Example in a job script:
term_handler() {
# Check if the job was canceled manually (exit code 15 = SIGTERM from scancel)
if [[ $SLURM_JOB_EXIT_CODE -eq 15 ]]; then
echo "Job was manually canceled. Exiting without restart."
exit 0
fi
# Otherwise, assume preemption and restart
echo "Job was preempted. Attempting restart..."
scontrol requeuehold $SLURM_JOB_ID
scontrol release $SLURM_JOB_ID
}
trap 'term_handler' TERM
2. Use --no-requeue for Manual Cancellation¶
If you cancel a job with scancel --no-requeue, Slurm will not requeue it, even if the script tries to restart. This ensures manual cancellations are final.
3. Limit Restart Attempts¶
To prevent infinite loops, track the number of restarts (e.g., via Restarts in scontrol show job) and stop after a threshold:
max_restarts=3
restarts=$(scontrol show job $SLURM_JOB_ID | grep -o 'Restarts=.' | cut -d= -f2)

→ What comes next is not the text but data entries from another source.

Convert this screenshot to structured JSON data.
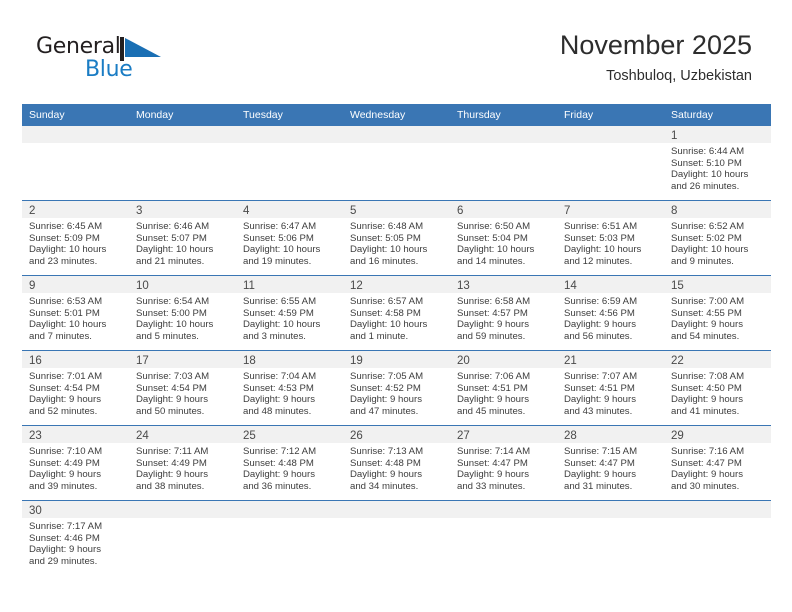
{
  "brand": {
    "name_top": "General",
    "name_bottom": "Blue",
    "flag_icon": "triangle-flag-icon",
    "color_top": "#231f20",
    "color_bottom": "#1a7cc4"
  },
  "header": {
    "title": "November 2025",
    "subtitle": "Toshbuloq, Uzbekistan"
  },
  "colors": {
    "header_blue": "#3a76b4",
    "daynum_band": "#f1f1f1",
    "text": "#3d3d3d"
  },
  "weekday_headers": [
    "Sunday",
    "Monday",
    "Tuesday",
    "Wednesday",
    "Thursday",
    "Friday",
    "Saturday"
  ],
  "weeks": [
    [
      {
        "day": "",
        "sunrise": "",
        "sunset": "",
        "daylight1": "",
        "daylight2": "",
        "empty": true
      },
      {
        "day": "",
        "sunrise": "",
        "sunset": "",
        "daylight1": "",
        "daylight2": "",
        "empty": true
      },
      {
        "day": "",
        "sunrise": "",
        "sunset": "",
        "daylight1": "",
        "daylight2": "",
        "empty": true
      },
      {
        "day": "",
        "sunrise": "",
        "sunset": "",
        "daylight1": "",
        "daylight2": "",
        "empty": true
      },
      {
        "day": "",
        "sunrise": "",
        "sunset": "",
        "daylight1": "",
        "daylight2": "",
        "empty": true
      },
      {
        "day": "",
        "sunrise": "",
        "sunset": "",
        "daylight1": "",
        "daylight2": "",
        "empty": true
      },
      {
        "day": "1",
        "sunrise": "Sunrise: 6:44 AM",
        "sunset": "Sunset: 5:10 PM",
        "daylight1": "Daylight: 10 hours",
        "daylight2": "and 26 minutes."
      }
    ],
    [
      {
        "day": "2",
        "sunrise": "Sunrise: 6:45 AM",
        "sunset": "Sunset: 5:09 PM",
        "daylight1": "Daylight: 10 hours",
        "daylight2": "and 23 minutes."
      },
      {
        "day": "3",
        "sunrise": "Sunrise: 6:46 AM",
        "sunset": "Sunset: 5:07 PM",
        "daylight1": "Daylight: 10 hours",
        "daylight2": "and 21 minutes."
      },
      {
        "day": "4",
        "sunrise": "Sunrise: 6:47 AM",
        "sunset": "Sunset: 5:06 PM",
        "daylight1": "Daylight: 10 hours",
        "daylight2": "and 19 minutes."
      },
      {
        "day": "5",
        "sunrise": "Sunrise: 6:48 AM",
        "sunset": "Sunset: 5:05 PM",
        "daylight1": "Daylight: 10 hours",
        "daylight2": "and 16 minutes."
      },
      {
        "day": "6",
        "sunrise": "Sunrise: 6:50 AM",
        "sunset": "Sunset: 5:04 PM",
        "daylight1": "Daylight: 10 hours",
        "daylight2": "and 14 minutes."
      },
      {
        "day": "7",
        "sunrise": "Sunrise: 6:51 AM",
        "sunset": "Sunset: 5:03 PM",
        "daylight1": "Daylight: 10 hours",
        "daylight2": "and 12 minutes."
      },
      {
        "day": "8",
        "sunrise": "Sunrise: 6:52 AM",
        "sunset": "Sunset: 5:02 PM",
        "daylight1": "Daylight: 10 hours",
        "daylight2": "and 9 minutes."
      }
    ],
    [
      {
        "day": "9",
        "sunrise": "Sunrise: 6:53 AM",
        "sunset": "Sunset: 5:01 PM",
        "daylight1": "Daylight: 10 hours",
        "daylight2": "and 7 minutes."
      },
      {
        "day": "10",
        "sunrise": "Sunrise: 6:54 AM",
        "sunset": "Sunset: 5:00 PM",
        "daylight1": "Daylight: 10 hours",
        "daylight2": "and 5 minutes."
      },
      {
        "day": "11",
        "sunrise": "Sunrise: 6:55 AM",
        "sunset": "Sunset: 4:59 PM",
        "daylight1": "Daylight: 10 hours",
        "daylight2": "and 3 minutes."
      },
      {
        "day": "12",
        "sunrise": "Sunrise: 6:57 AM",
        "sunset": "Sunset: 4:58 PM",
        "daylight1": "Daylight: 10 hours",
        "daylight2": "and 1 minute."
      },
      {
        "day": "13",
        "sunrise": "Sunrise: 6:58 AM",
        "sunset": "Sunset: 4:57 PM",
        "daylight1": "Daylight: 9 hours",
        "daylight2": "and 59 minutes."
      },
      {
        "day": "14",
        "sunrise": "Sunrise: 6:59 AM",
        "sunset": "Sunset: 4:56 PM",
        "daylight1": "Daylight: 9 hours",
        "daylight2": "and 56 minutes."
      },
      {
        "day": "15",
        "sunrise": "Sunrise: 7:00 AM",
        "sunset": "Sunset: 4:55 PM",
        "daylight1": "Daylight: 9 hours",
        "daylight2": "and 54 minutes."
      }
    ],
    [
      {
        "day": "16",
        "sunrise": "Sunrise: 7:01 AM",
        "sunset": "Sunset: 4:54 PM",
        "daylight1": "Daylight: 9 hours",
        "daylight2": "and 52 minutes."
      },
      {
        "day": "17",
        "sunrise": "Sunrise: 7:03 AM",
        "sunset": "Sunset: 4:54 PM",
        "daylight1": "Daylight: 9 hours",
        "daylight2": "and 50 minutes."
      },
      {
        "day": "18",
        "sunrise": "Sunrise: 7:04 AM",
        "sunset": "Sunset: 4:53 PM",
        "daylight1": "Daylight: 9 hours",
        "daylight2": "and 48 minutes."
      },
      {
        "day": "19",
        "sunrise": "Sunrise: 7:05 AM",
        "sunset": "Sunset: 4:52 PM",
        "daylight1": "Daylight: 9 hours",
        "daylight2": "and 47 minutes."
      },
      {
        "day": "20",
        "sunrise": "Sunrise: 7:06 AM",
        "sunset": "Sunset: 4:51 PM",
        "daylight1": "Daylight: 9 hours",
        "daylight2": "and 45 minutes."
      },
      {
        "day": "21",
        "sunrise": "Sunrise: 7:07 AM",
        "sunset": "Sunset: 4:51 PM",
        "daylight1": "Daylight: 9 hours",
        "daylight2": "and 43 minutes."
      },
      {
        "day": "22",
        "sunrise": "Sunrise: 7:08 AM",
        "sunset": "Sunset: 4:50 PM",
        "daylight1": "Daylight: 9 hours",
        "daylight2": "and 41 minutes."
      }
    ],
    [
      {
        "day": "23",
        "sunrise": "Sunrise: 7:10 AM",
        "sunset": "Sunset: 4:49 PM",
        "daylight1": "Daylight: 9 hours",
        "daylight2": "and 39 minutes."
      },
      {
        "day": "24",
        "sunrise": "Sunrise: 7:11 AM",
        "sunset": "Sunset: 4:49 PM",
        "daylight1": "Daylight: 9 hours",
        "daylight2": "and 38 minutes."
      },
      {
        "day": "25",
        "sunrise": "Sunrise: 7:12 AM",
        "sunset": "Sunset: 4:48 PM",
        "daylight1": "Daylight: 9 hours",
        "daylight2": "and 36 minutes."
      },
      {
        "day": "26",
        "sunrise": "Sunrise: 7:13 AM",
        "sunset": "Sunset: 4:48 PM",
        "daylight1": "Daylight: 9 hours",
        "daylight2": "and 34 minutes."
      },
      {
        "day": "27",
        "sunrise": "Sunrise: 7:14 AM",
        "sunset": "Sunset: 4:47 PM",
        "daylight1": "Daylight: 9 hours",
        "daylight2": "and 33 minutes."
      },
      {
        "day": "28",
        "sunrise": "Sunrise: 7:15 AM",
        "sunset": "Sunset: 4:47 PM",
        "daylight1": "Daylight: 9 hours",
        "daylight2": "and 31 minutes."
      },
      {
        "day": "29",
        "sunrise": "Sunrise: 7:16 AM",
        "sunset": "Sunset: 4:47 PM",
        "daylight1": "Daylight: 9 hours",
        "daylight2": "and 30 minutes."
      }
    ],
    [
      {
        "day": "30",
        "sunrise": "Sunrise: 7:17 AM",
        "sunset": "Sunset: 4:46 PM",
        "daylight1": "Daylight: 9 hours",
        "daylight2": "and 29 minutes."
      },
      {
        "day": "",
        "sunrise": "",
        "sunset": "",
        "daylight1": "",
        "daylight2": "",
        "empty": true
      },
      {
        "day": "",
        "sunrise": "",
        "sunset": "",
        "daylight1": "",
        "daylight2": "",
        "empty": true
      },
      {
        "day": "",
        "sunrise": "",
        "sunset": "",
        "daylight1": "",
        "daylight2": "",
        "empty": true
      },
      {
        "day": "",
        "sunrise": "",
        "sunset": "",
        "daylight1": "",
        "daylight2": "",
        "empty": true
      },
      {
        "day": "",
        "sunrise": "",
        "sunset": "",
        "daylight1": "",
        "daylight2": "",
        "empty": true
      },
      {
        "day": "",
        "sunrise": "",
        "sunset": "",
        "daylight1": "",
        "daylight2": "",
        "empty": true
      }
    ]
  ]
}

if [[ $restarts -ge $max_restarts ]]; then
echo "Max restarts reached. Exiting."
exit 0
fi
4. Alternative: Use sacct to Check Job State¶
Query the job’s history to see if it was canceled manually:
job_state=$(sacct -j $SLURM_JOB_ID --format=State --noheader | tail -n1)
if [[ "$job_state" == "CANCELLED" ]]; then
echo "Job was canceled. Exiting."
exit 0
fi
Key Takeaways¶
- Preemption vs. manual cancellation: Use job metadata (exit codes,
sacct, orscontrol) to distinguish between the two. - Avoid loops: Limit restart attempts and respect
--no-requeueflags. - Test thoroughly: Ensure your script behaves as expected in both scenarios.